A Quiet Attempt to Bring Redlining Back


Washington. The neighborhood movement's prized Community Reinvestment Act of 1977, the nation's premier bill to stop banks from "redlining" poor neighborhoods, came perilously close to being gutted last month.

A Pennsylvania congressman, Democrat Paul Kanjorski, suddenly produced an amendment in the House Banking Financial Institutions Subcommittee to exempt 80 percent of the nation's banks from compliance with the Community Reinvestment Act.

Mr. Kanjorski presented the amendment as a paperwork relief bill for regulation-strangled small banks. To the shock of many, it got the subcommittee's approval.

The whole episode makes you wonder whether the Congress suffers from such intense Potomac fever it has lost all track of what's happening in America's hard-pressed urban neighborhoods. Any Banking Committee member ought to have known the reinvestment act has produced $7 billion in loan commitments to low-income areas, at a time when regular federal aid to cities is being decimated.

Take away the act, and the vast majority of bank loans in thousands of hard-pressed neighborhoods could evaporate, coast to coast. Banks would no longer feel anything more than a moral obligation, if that, to lend in the neighborhoods where they take deposits and do business.

Yet with a few bank lobbyists whispering in their ears, the subcommittee members blithely voted to exempt 10,000 of the country's 12,300 banks from Community Reinvestment Act requirements.

Only the biggest banks would still have been covered -- and they don't have a big share of their loans in poorer neighborhoods anyway. Small banks would have had carte blanche to go back to the practice of drawing an imaginary red line around poor neighborhoods and simply refusing to make loans there.

The lore of the banking industry has been that loans in poor neighborhoods are too risky. This is the industry which lost billions in Latin American loans and invested in so many real-estate boondoggles of the '80s that U. S. taxpayers are now stung with hundreds of billions to bail out its sinking institutions.

The Kanjorski amendment surfaced in the same month Federal Deposit Insurance Corporation head William Seidman had to go to Capitol Hill to ask for another $80 billion to bail out failing banks.

The neighborhood movement was not about to take the attempted reinvestment act repeal lightly. For these community-based groups, choking off most of act was akin to what a move to cut 80 percent of Social Security benefits would have been to the senior citizens' lobby.

Out of Chicago stormed Gale Cincotta, head of National People's Action, disciple of the legendary radical activist Saul Alinsky. Ms. Cincotta is the acknowledged "mother" of the 1977 law. Dozens of groups joined the fray, among them the Washington-based Center for Community Change, the National Neighborhood Coalition, the National Council of La Raza and the Consumer Federation of America.
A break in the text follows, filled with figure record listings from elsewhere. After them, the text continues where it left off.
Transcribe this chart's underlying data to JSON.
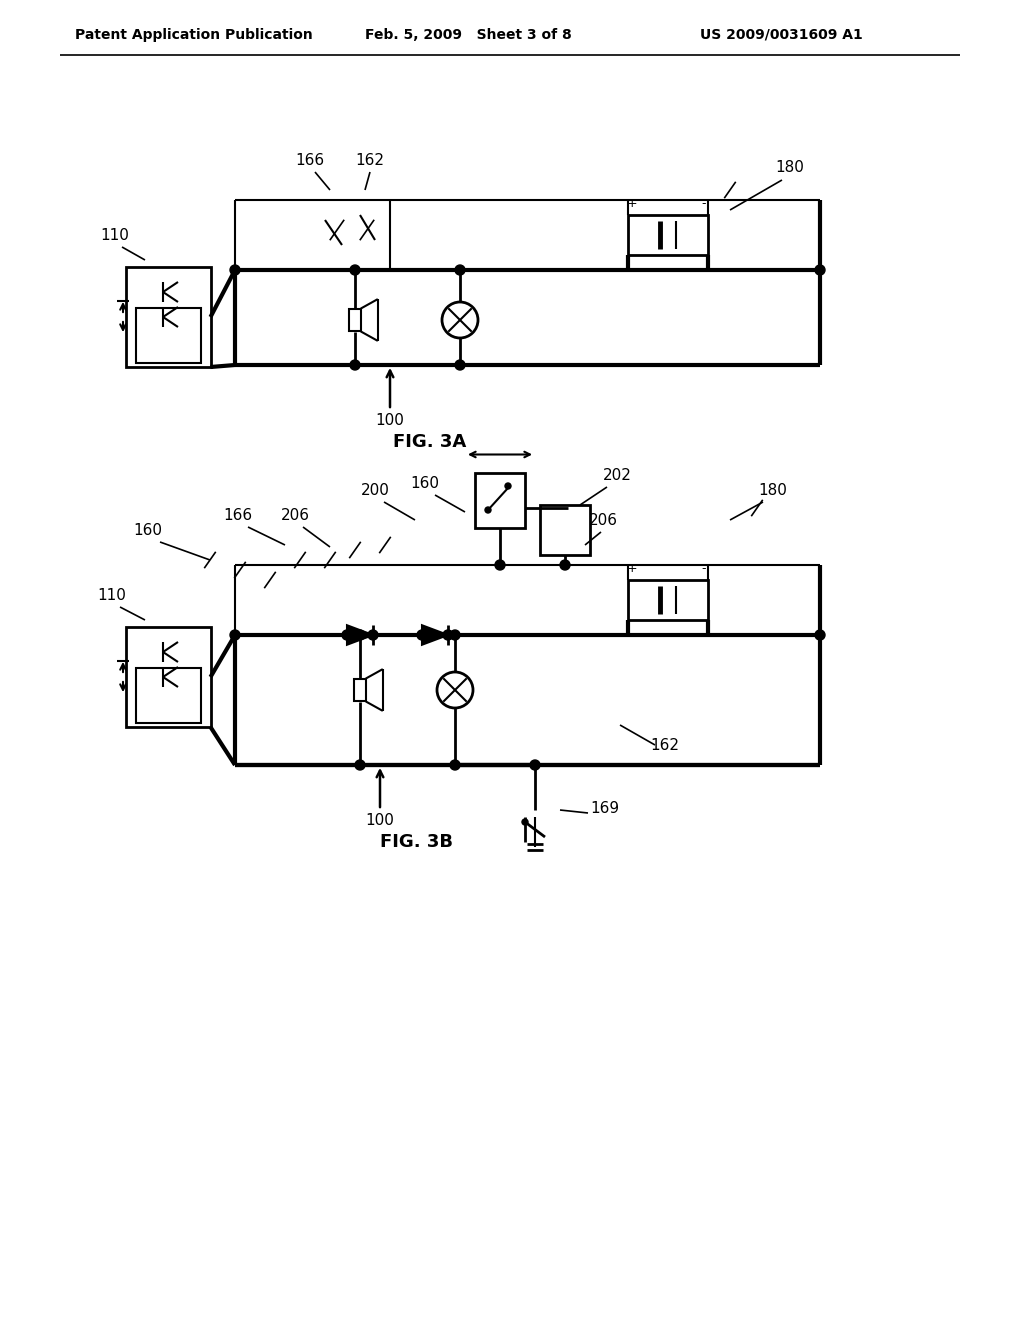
{
  "bg_color": "#ffffff",
  "line_color": "#000000",
  "header_left": "Patent Application Publication",
  "header_center": "Feb. 5, 2009   Sheet 3 of 8",
  "header_right": "US 2009/0031609 A1",
  "fig3a_label": "FIG. 3A",
  "fig3b_label": "FIG. 3B",
  "label_100a": "100",
  "label_100b": "100",
  "label_110a": "110",
  "label_110b": "110",
  "label_160a": "160",
  "label_160b": "160",
  "label_162a": "162",
  "label_162b": "162",
  "label_166a": "166",
  "label_166b": "166",
  "label_180a": "180",
  "label_180b": "180",
  "label_200": "200",
  "label_202": "202",
  "label_206a": "206",
  "label_206b": "206",
  "label_169": "169"
}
They complained of "killer amendments," "a war on the poor, local communities, minorities and consumers." And when the amendment came up before the full House Banking Committee, ACORN, the Association of Community Organizations for Reform Now, brought in busloads of protesting constituents.

It worked. The Banking Committee beat back the amendment on a 40-12 vote after its chair, Henry Gonzalez (D-Texas), made an impassioned plea for the Community Reinvestment Act as a product of 20 years' struggle.
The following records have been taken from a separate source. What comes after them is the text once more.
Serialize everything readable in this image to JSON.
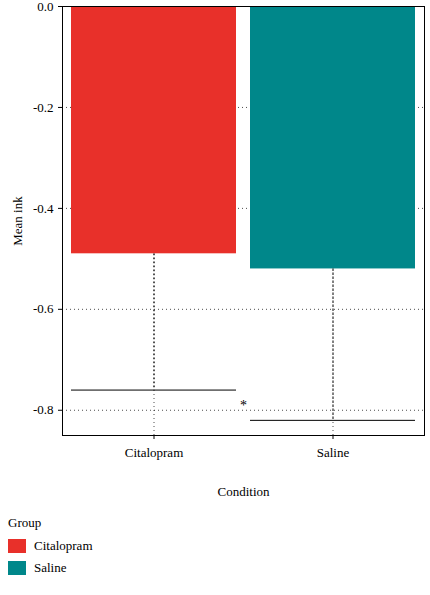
{
  "chart_data": {
    "type": "bar",
    "categories": [
      "Citalopram",
      "Saline"
    ],
    "values": [
      -0.49,
      -0.52
    ],
    "error_low": [
      -0.76,
      -0.82
    ],
    "colors": [
      "#e8302a",
      "#00878a"
    ],
    "xlabel": "Condition",
    "ylabel": "Mean ink",
    "ylim": [
      -0.85,
      0
    ],
    "yticks": [
      {
        "value": 0,
        "label": "0.0"
      },
      -0.2,
      -0.4,
      -0.6,
      -0.8
    ],
    "grid": true,
    "legend": "bottom",
    "legend_title": "Group",
    "annotations": [
      {
        "text": "*",
        "y": -0.79
      }
    ]
  }
}
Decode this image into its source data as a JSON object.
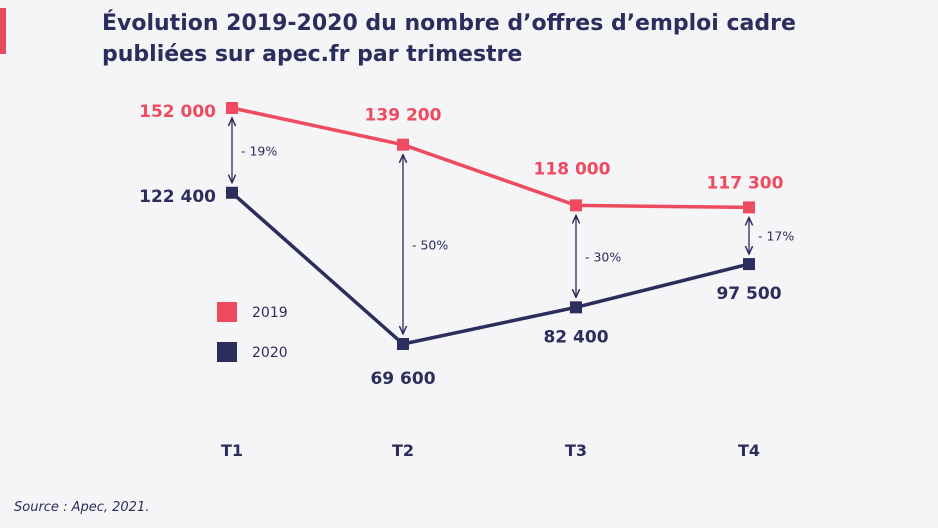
{
  "title_line1": "Évolution 2019-2020 du nombre d’offres d’emploi cadre",
  "title_line2": "publiées sur apec.fr par trimestre",
  "source": "Source : Apec, 2021.",
  "colors": {
    "accent": "#e84a5f",
    "navy": "#2b2d5c"
  },
  "chart_data": {
    "type": "line",
    "categories": [
      "T1",
      "T2",
      "T3",
      "T4"
    ],
    "series": [
      {
        "name": "2019",
        "color": "#ee4a60",
        "values": [
          152000,
          139200,
          118000,
          117300
        ],
        "labels": [
          "152 000",
          "139 200",
          "118 000",
          "117 300"
        ]
      },
      {
        "name": "2020",
        "color": "#2b2d5c",
        "values": [
          122400,
          69600,
          82400,
          97500
        ],
        "labels": [
          "122 400",
          "69 600",
          "82 400",
          "97 500"
        ]
      }
    ],
    "changes": [
      "- 19%",
      "- 50%",
      "- 30%",
      "- 17%"
    ],
    "ylim": [
      55000,
      165000
    ],
    "grid": false,
    "legend_position": "left"
  }
}
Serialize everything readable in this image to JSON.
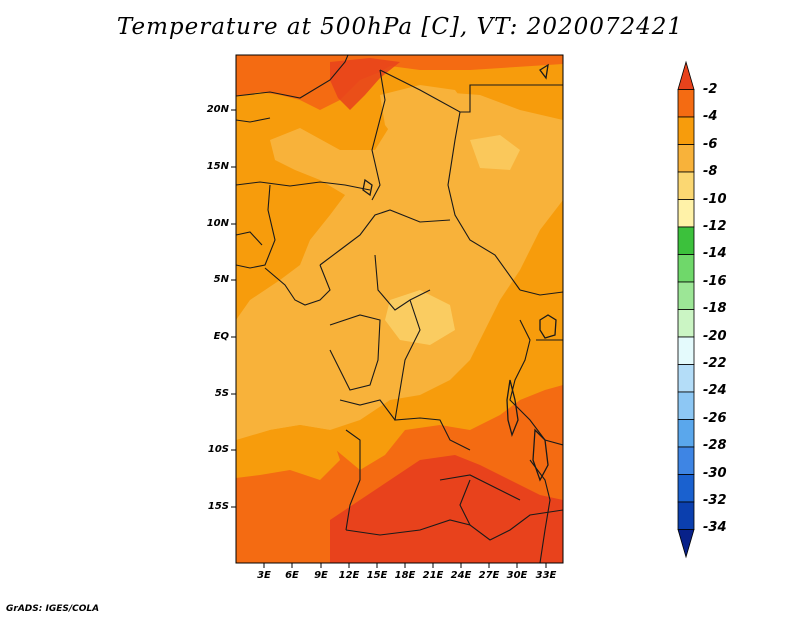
{
  "title": "Temperature at 500hPa [C], VT: 2020072421",
  "credit": "GrADS: IGES/COLA",
  "map": {
    "variable": "Temperature at 500hPa",
    "units": "C",
    "valid_time": "2020072421",
    "lat_ticks": [
      "20N",
      "15N",
      "10N",
      "5N",
      "EQ",
      "5S",
      "10S",
      "15S"
    ],
    "lon_ticks": [
      "3E",
      "6E",
      "9E",
      "12E",
      "15E",
      "18E",
      "21E",
      "24E",
      "27E",
      "30E",
      "33E"
    ]
  },
  "colorbar": {
    "labels": [
      "-2",
      "-4",
      "-6",
      "-8",
      "-10",
      "-12",
      "-14",
      "-16",
      "-18",
      "-20",
      "-22",
      "-24",
      "-26",
      "-28",
      "-30",
      "-32",
      "-34"
    ],
    "colors": [
      "#e8421c",
      "#f46b12",
      "#f79c0c",
      "#f8b23a",
      "#fbd772",
      "#fff2a8",
      "#3cc13c",
      "#6fd86a",
      "#9ce696",
      "#cbf5c4",
      "#e4fafc",
      "#b4ddf8",
      "#8dc7f4",
      "#5aa7ec",
      "#3e85e4",
      "#1a61cf",
      "#0b3fae",
      "#082189"
    ]
  },
  "colors": {
    "warmest": "#e8421c",
    "warm": "#f46b12",
    "mid": "#f79c0c",
    "cool": "#f8b23a",
    "border": "#1a1a1a"
  }
}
The final battle's not yet won. The Kanjorski amendment could be offered on the House floor to omnibus legislation to remake the nation's banking system. The Senate Banking Committee has yet to vote on the package, and could reverse the House committee decisions.

But the odds are that the Community Reinvestment Act, with its grassroots support behind it, is now safe. The irony is that the flank attack came just two years after the Congress voted to toughen the act substantially, just as more and more banks seem to be accepting it and just as a critical numbers of community groups nationwide are learning how to use it.

Take as an example the Pittsburgh Community Reinvestment Group, a coalition of 25 community-development corporations and neighborhood groups formed in the late '80s to reverse the )) lending policies of the city's financial mega-institutions.

Armed with evidence of redlining by Pittsburgh's Union National, which was attempting a merger, the Pittsburgh community coalition was able to squeeze out a $109-million, five-year neighborhood reinvestment program, one of the country's largest.

In neighborhood after neighborhood, the money has made a difference. Homewood-Brushton, an inner-city neighborhood hard-hit by abandonment and graffiti, is an example. A community-development corporation pioneered a cleanup, neighborhood festivals and a monthly newspaper. And when it was ready to put up three housing projects, totaling 33 units for low-income families, it tapped the reinvestment act money.

Will such advances remake a city? Can they compensate for the federal disinvestment of more than a decade? No.

But whatever hope exists in many neighborhoods comes from community-development groups such as Homewood-Brushton. They are struggling to reweave the strands of a social fabric that public indifference has left in shreds. The ultimate cruelty would be to cut off the Community Reinvestment Act, this last streamlet of assistance. One is left aghast that the Congress even entertained the idea.

Neal Peirce is a syndicated columnist.